The Hours – Michael Cunningham vs Stephen Daldry

La plupart des lecteurs des Heures (enfin, ceux que j’ai lus ou entendus, bien sûr) se sont trouvés (grand bien leur fasse, la perdition n’est que trop fréquente à l’heure actuelle) ravis de l’adaptation cinématographique de ce produit littéraire que je qualifierais de complexe, multiple et, finalement, tout simplement magnifique (et encore, je n’ai lu que la traduction française, c’est dire !). Toutefois, vous l’aurez deviné, personnellement, je n’en suis pas satisfaite (m’est avis qu’au final, je serai définitivement cataloguée comme l’emmerdeuse, la râleuse, celle qui est jamais contente – voire carrément méchante (vous noterez, en passant la touche d’humour, son niveau pitoyable et la référence potentiellement discutable !) but I don’t care !).
Bon, ce n’est pas tout de manifester son désaccord en scandant : « Pacontent, pacontent ! », nous autres, littéraires, masturbateurs intellectuels par excellence, nous voulons, nous « expectons », nous vivons pour les explications qui agrémentent, décorent et magnifient une opinion, qu’elle corresponde, ou non, à la nôtre. Un peu comme les absences scolaires, les appréciations doivent être motivées donc voilà, je me lance !

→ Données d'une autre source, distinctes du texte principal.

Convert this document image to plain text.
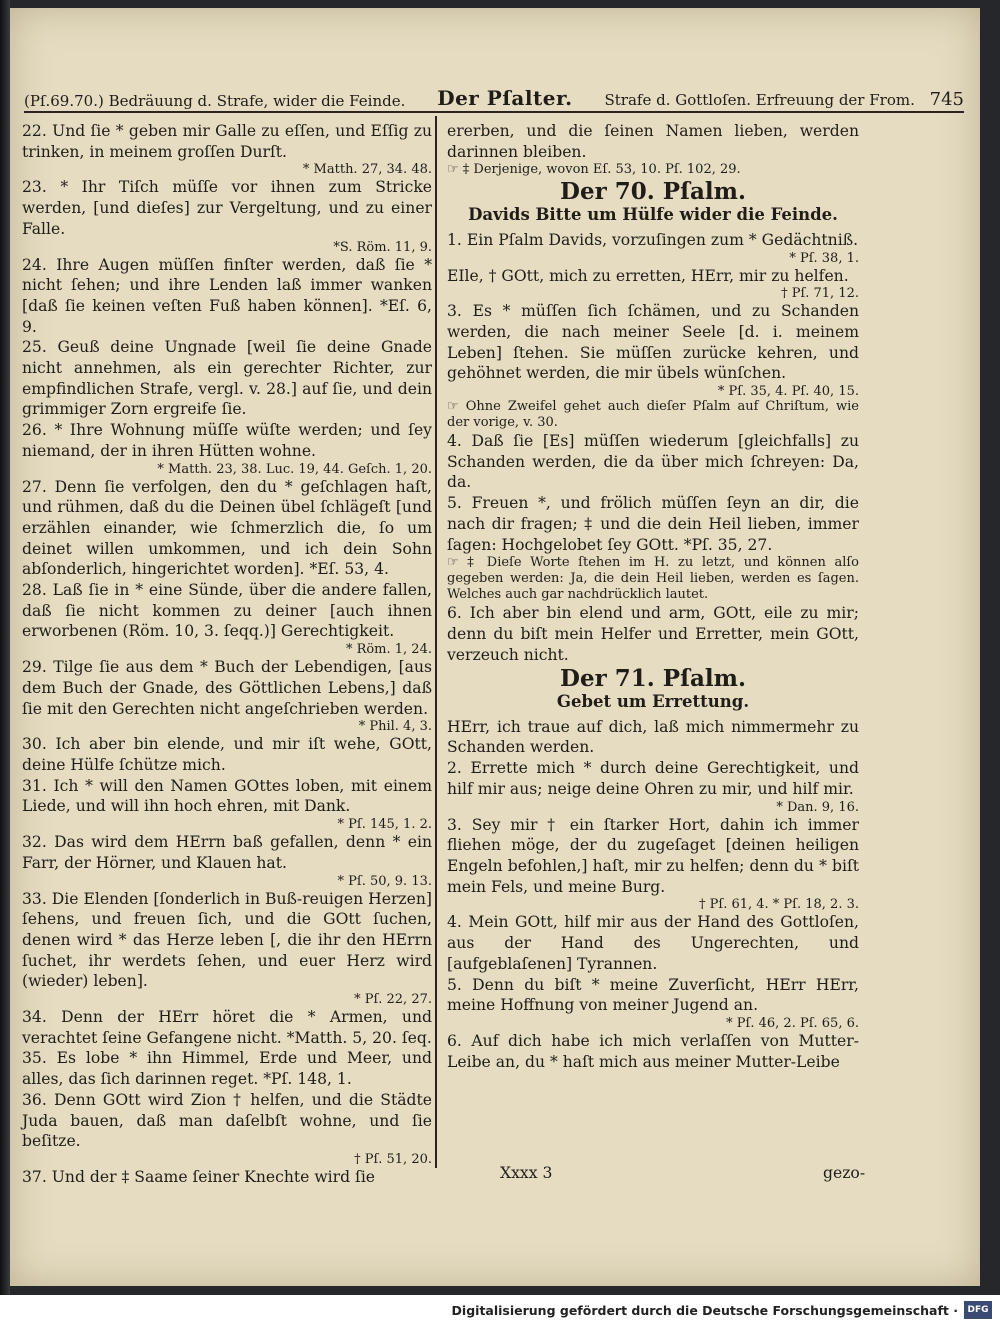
(Pſ.69.70.) Bedräuung d. Strafe, wider die Feinde. Der Pſalter. Strafe d. Gottloſen. Erfreuung der From. 745

22. Und ſie * geben mir Galle zu eſſen, und Eſſig zu trinken, in meinem groſſen Durſt.

* Matth. 27, 34. 48.

23. * Ihr Tiſch müſſe vor ihnen zum Stricke werden, [und dieſes] zur Vergeltung, und zu einer Falle.

*S. Röm. 11, 9.

24. Ihre Augen müſſen finſter werden, daß ſie * nicht ſehen; und ihre Lenden laß immer wanken [daß ſie keinen veſten Fuß haben können]. *Eſ. 6, 9.

25. Geuß deine Ungnade [weil ſie deine Gnade nicht annehmen, als ein gerechter Richter, zur empfindlichen Strafe, vergl. v. 28.] auf ſie, und dein grimmiger Zorn ergreife ſie.

26. * Ihre Wohnung müſſe wüſte werden; und ſey niemand, der in ihren Hütten wohne.

* Matth. 23, 38. Luc. 19, 44. Geſch. 1, 20.

27. Denn ſie verfolgen, den du * geſchlagen haſt, und rühmen, daß du die Deinen übel ſchlägeſt [und erzählen einander, wie ſchmerzlich die, ſo um deinet willen umkommen, und ich dein Sohn abſonderlich, hingerichtet worden]. *Eſ. 53, 4.

28. Laß ſie in * eine Sünde, über die andere fallen, daß ſie nicht kommen zu deiner [auch ihnen erworbenen (Röm. 10, 3. ſeqq.)] Gerechtigkeit.

* Röm. 1, 24.

29. Tilge ſie aus dem * Buch der Lebendigen, [aus dem Buch der Gnade, des Göttlichen Lebens,] daß ſie mit den Gerechten nicht angeſchrieben werden.

* Phil. 4, 3.

30. Ich aber bin elende, und mir iſt wehe, GOtt, deine Hülfe ſchütze mich.

31. Ich * will den Namen GOttes loben, mit einem Liede, und will ihn hoch ehren, mit Dank.

* Pſ. 145, 1. 2.

32. Das wird dem HErrn baß gefallen, denn * ein Farr, der Hörner, und Klauen hat.

* Pſ. 50, 9. 13.

33. Die Elenden [ſonderlich in Buß-reuigen Herzen] ſehens, und freuen ſich, und die GOtt ſuchen, denen wird * das Herze leben [, die ihr den HErrn ſuchet, ihr werdets ſehen, und euer Herz wird (wieder) leben].

* Pſ. 22, 27.

34. Denn der HErr höret die * Armen, und verachtet ſeine Gefangene nicht. *Matth. 5, 20. ſeq.

35. Es lobe * ihn Himmel, Erde und Meer, und alles, das ſich darinnen reget. *Pſ. 148, 1.

36. Denn GOtt wird Zion † helfen, und die Städte Juda bauen, daß man daſelbſt wohne, und ſie beſitze.

† Pſ. 51, 20.

37. Und der ‡ Saame ſeiner Knechte wird ſie

ererben, und die ſeinen Namen lieben, werden darinnen bleiben.

☞ ‡ Derjenige, wovon Eſ. 53, 10. Pſ. 102, 29.

Der 70. Pſalm.

Davids Bitte um Hülfe wider die Feinde.

1. Ein Pſalm Davids, vorzuſingen zum * Gedächtniß.

* Pſ. 38, 1.

EIle, † GOtt, mich zu erretten, HErr, mir zu helfen.

† Pſ. 71, 12.

3. Es * müſſen ſich ſchämen, und zu Schanden werden, die nach meiner Seele [d. i. meinem Leben] ſtehen. Sie müſſen zurücke kehren, und gehöhnet werden, die mir übels wünſchen.

* Pſ. 35, 4. Pſ. 40, 15.

☞ Ohne Zweifel gehet auch dieſer Pſalm auf Chriſtum, wie der vorige, v. 30.

4. Daß ſie [Es] müſſen wiederum [gleichfalls] zu Schanden werden, die da über mich ſchreyen: Da, da.

5. Freuen *, und frölich müſſen ſeyn an dir, die nach dir fragen; ‡ und die dein Heil lieben, immer ſagen: Hochgelobet ſey GOtt. *Pſ. 35, 27.

☞ ‡ Dieſe Worte ſtehen im H. zu letzt, und können alſo gegeben werden: Ja, die dein Heil lieben, werden es ſagen. Welches auch gar nachdrücklich lautet.

6. Ich aber bin elend und arm, GOtt, eile zu mir; denn du biſt mein Helfer und Erretter, mein GOtt, verzeuch nicht.

Der 71. Pſalm.

Gebet um Errettung.

HErr, ich traue auf dich, laß mich nimmermehr zu Schanden werden.

2. Errette mich * durch deine Gerechtigkeit, und hilf mir aus; neige deine Ohren zu mir, und hilf mir.

* Dan. 9, 16.

3. Sey mir † ein ſtarker Hort, dahin ich immer fliehen möge, der du zugeſaget [deinen heiligen Engeln befohlen,] haſt, mir zu helfen; denn du * biſt mein Fels, und meine Burg.

† Pſ. 61, 4. * Pſ. 18, 2. 3.

4. Mein GOtt, hilf mir aus der Hand des Gottloſen, aus der Hand des Ungerechten, und [aufgeblaſenen] Tyrannen.

5. Denn du biſt * meine Zuverſicht, HErr HErr, meine Hoffnung von meiner Jugend an.

* Pſ. 46, 2. Pſ. 65, 6.

6. Auf dich habe ich mich verlaſſen von Mutter-Leibe an, du * haſt mich aus meiner Mutter-Leibe

Xxxx 3	gezo-
Digitalisierung gefördert durch die Deutsche Forschungsgemeinschaft ·	DFG
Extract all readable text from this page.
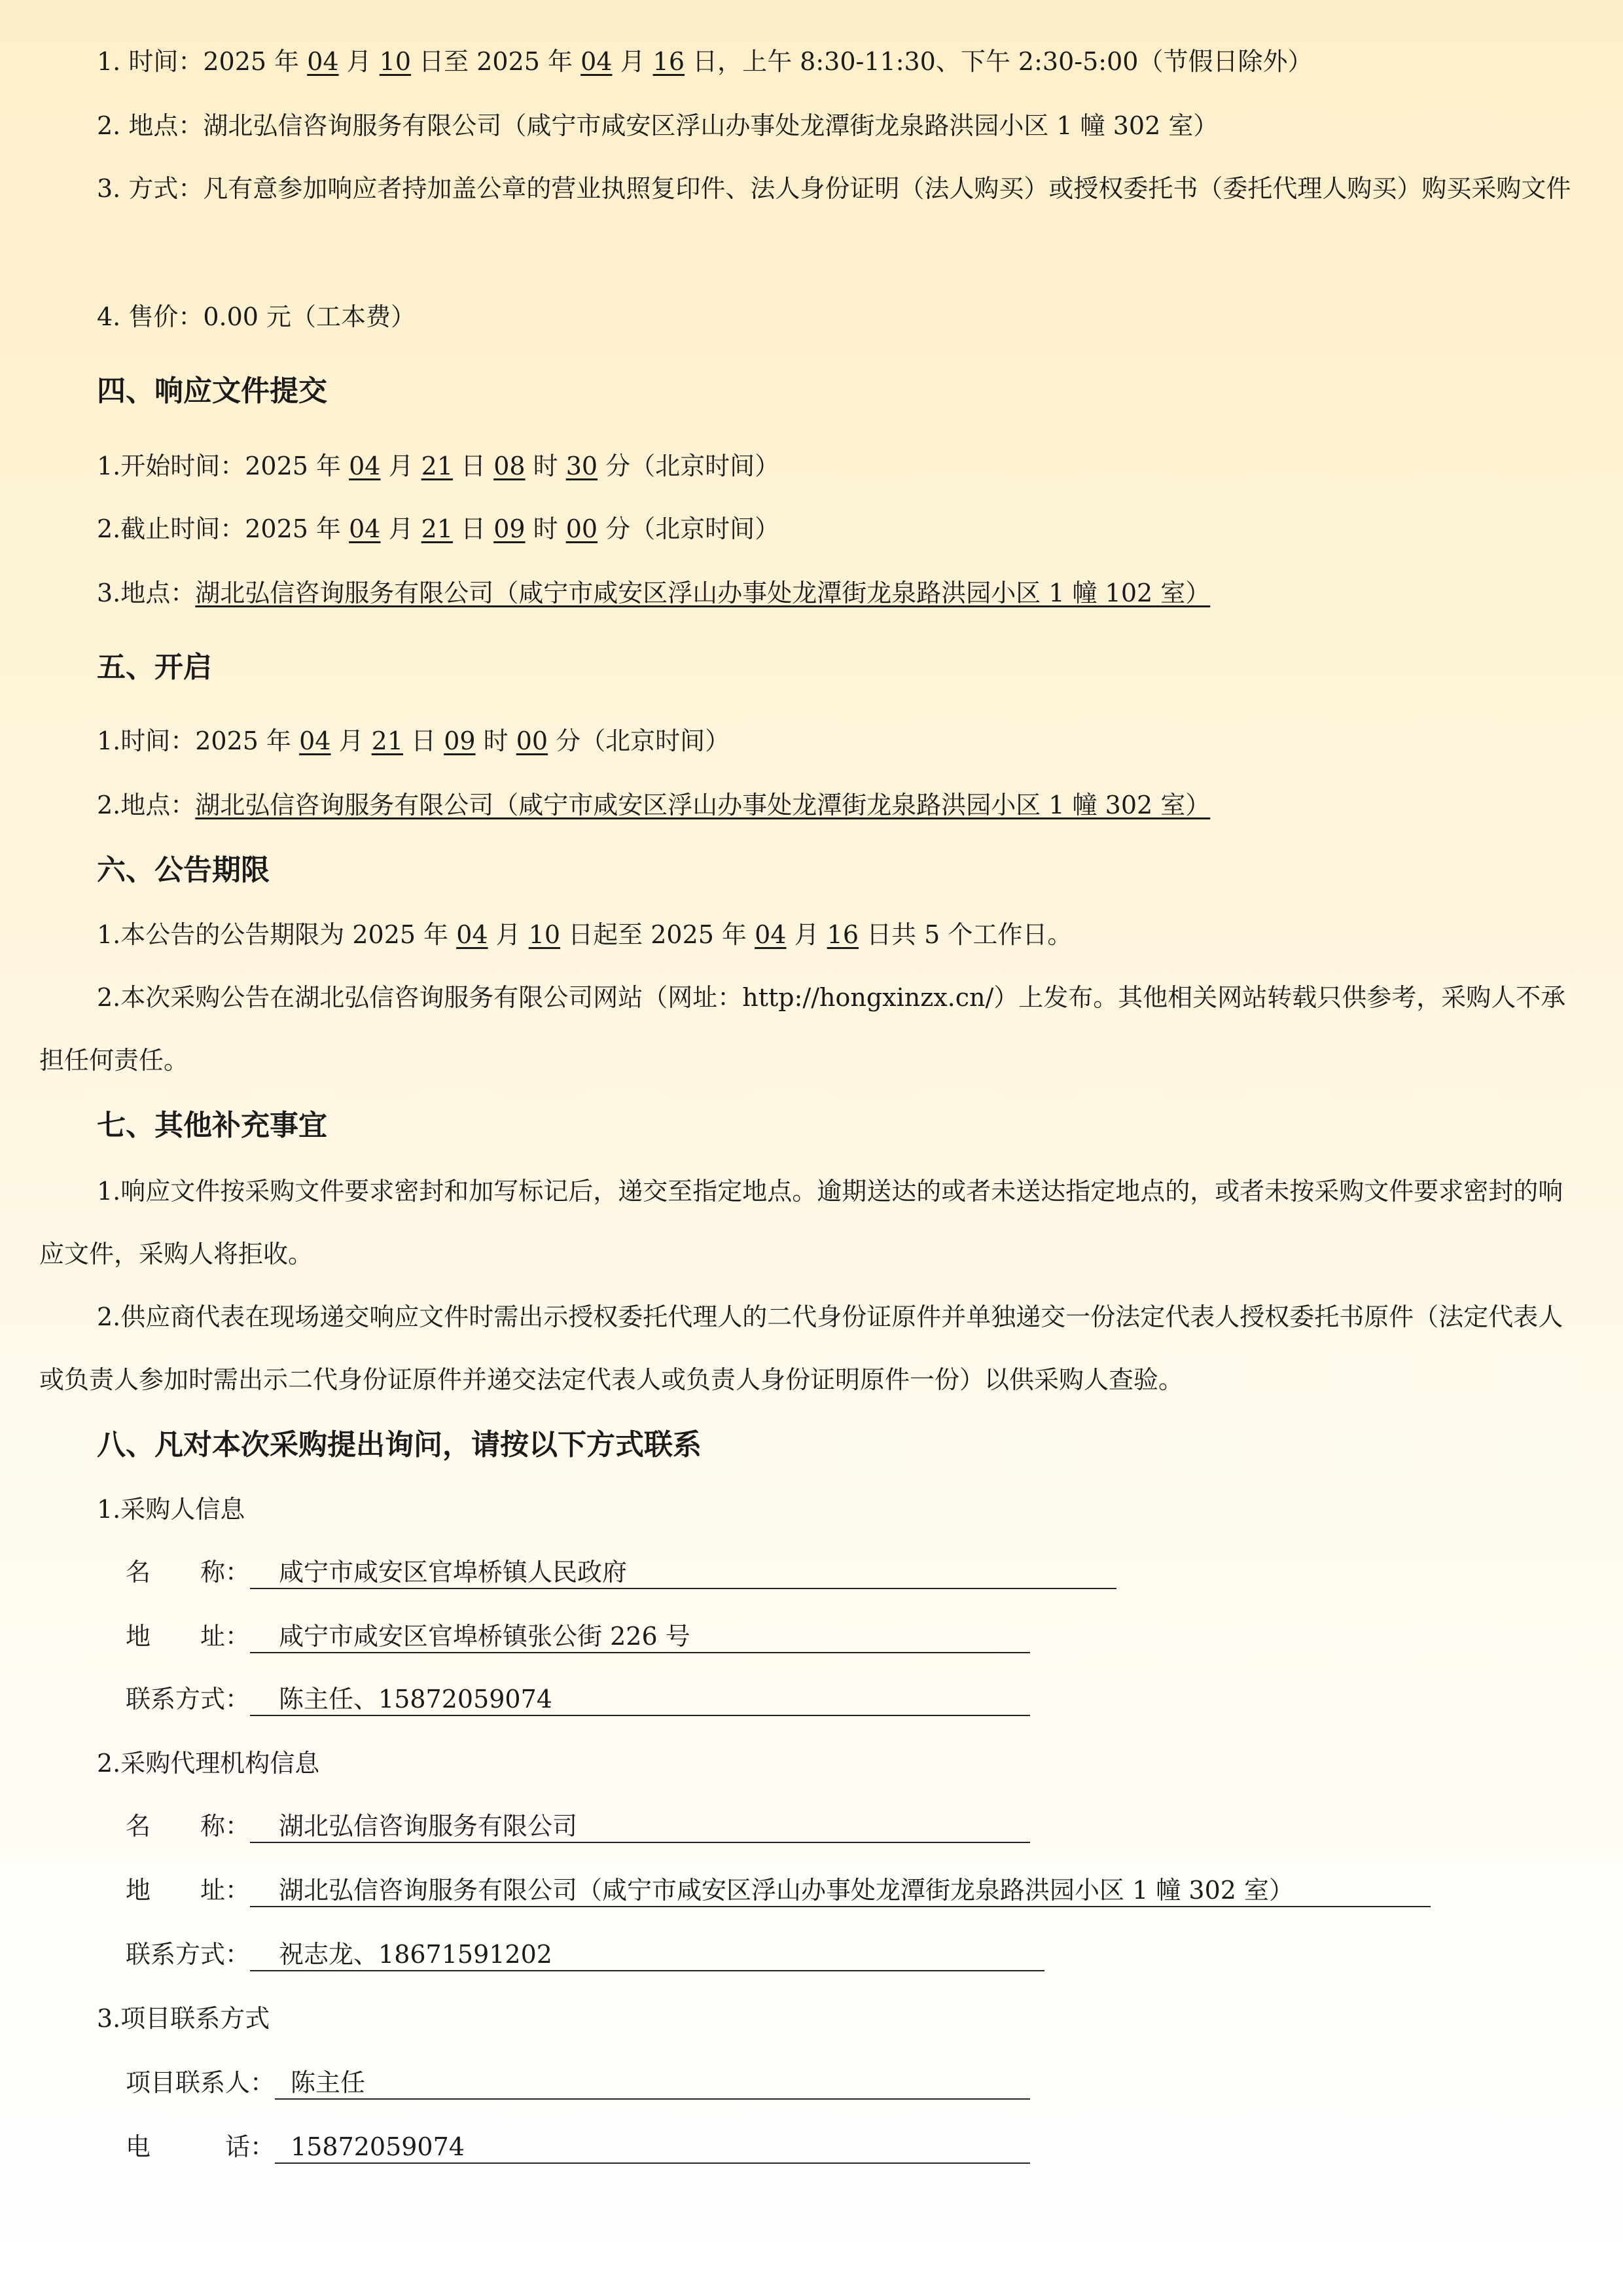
1. 时间：2025 年 04 月 10 日至 2025 年 04 月 16 日，上午 8:30-11:30、下午 2:30-5:00（节假日除外）
2. 地点：湖北弘信咨询服务有限公司（咸宁市咸安区浮山办事处龙潭街龙泉路洪园小区 1 幢 302 室）
3. 方式：凡有意参加响应者持加盖公章的营业执照复印件、法人身份证明（法人购买）或授权委托书（委托代理人购买）购买采购文件
4. 售价：0.00 元（工本费）
四、响应文件提交
1.开始时间：2025 年 04 月 21 日 08 时 30 分（北京时间）
2.截止时间：2025 年 04 月 21 日 09 时 00 分（北京时间）
3.地点：湖北弘信咨询服务有限公司（咸宁市咸安区浮山办事处龙潭街龙泉路洪园小区 1 幢 102 室）
五、开启
1.时间：2025 年 04 月 21 日 09 时 00 分（北京时间）
2.地点：湖北弘信咨询服务有限公司（咸宁市咸安区浮山办事处龙潭街龙泉路洪园小区 1 幢 302 室）
六、公告期限
1.本公告的公告期限为 2025 年 04 月 10 日起至 2025 年 04 月 16 日共 5 个工作日。
2.本次采购公告在湖北弘信咨询服务有限公司网站（网址：http://hongxinzx.cn/）上发布。其他相关网站转载只供参考，采购人不承担任何责任。
七、其他补充事宜
1.响应文件按采购文件要求密封和加写标记后，递交至指定地点。逾期送达的或者未送达指定地点的，或者未按采购文件要求密封的响应文件，采购人将拒收。
2.供应商代表在现场递交响应文件时需出示授权委托代理人的二代身份证原件并单独递交一份法定代表人授权委托书原件（法定代表人或负责人参加时需出示二代身份证原件并递交法定代表人或负责人身份证明原件一份）以供采购人查验。
八、凡对本次采购提出询问，请按以下方式联系
1.采购人信息
名　　称： 咸宁市咸安区官埠桥镇人民政府
地　　址： 咸宁市咸安区官埠桥镇张公街 226 号
联系方式： 陈主任、15872059074
2.采购代理机构信息
名　　称： 湖北弘信咨询服务有限公司
地　　址： 湖北弘信咨询服务有限公司（咸宁市咸安区浮山办事处龙潭街龙泉路洪园小区 1 幢 302 室）
联系方式： 祝志龙、18671591202
3.项目联系方式
项目联系人： 陈主任
电　　　话： 15872059074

Si nous devions résumer ce livre, une phrase suffirait : « Trois femmes, trois époques, trois vies tenant en 222 pages ». Eh bien, oui, « Les heures », c’est ça : un terrible, un génial, un poétique inconcinitas. Une monstrueuse figure de style s’étalant sur un demi-siècle, s’immisçant dans les vies, banales, de ces personnages féminins (enfin, si tant est que la vie d’une femme puisse être considérée comme banale, bien entendu !). Ce qui lui donne plus de profondeur ? Une psychologie fine, une historicité consciencieuse, une douce amertume et une plume acérée.
Ceux qui n’ont pas lu et/ou vu le livre et le film penseront dès lors : « Ouh ! Là, vu la critique aussi élogieuse qu’incompréhensible, il est normal que rien ne trouve grâce à ses yeux ». À  vrai dire, ce n’est pas ma barre (que je place toujours trop haut, oui, je sais) qui est le problème. Le problème, à mon sens, c’est le média. Michael Cunningham a écrit une œuvre essentiellement introspective et perceptive basée sur la poésie des mots, la simplicité du verbe, la lenteur de la narration, mais surtout la symbolique de l’intelligible à travers les objets et les gestes anodins du sensible. Comment, dès lors, rendre tout cela au cinéma ?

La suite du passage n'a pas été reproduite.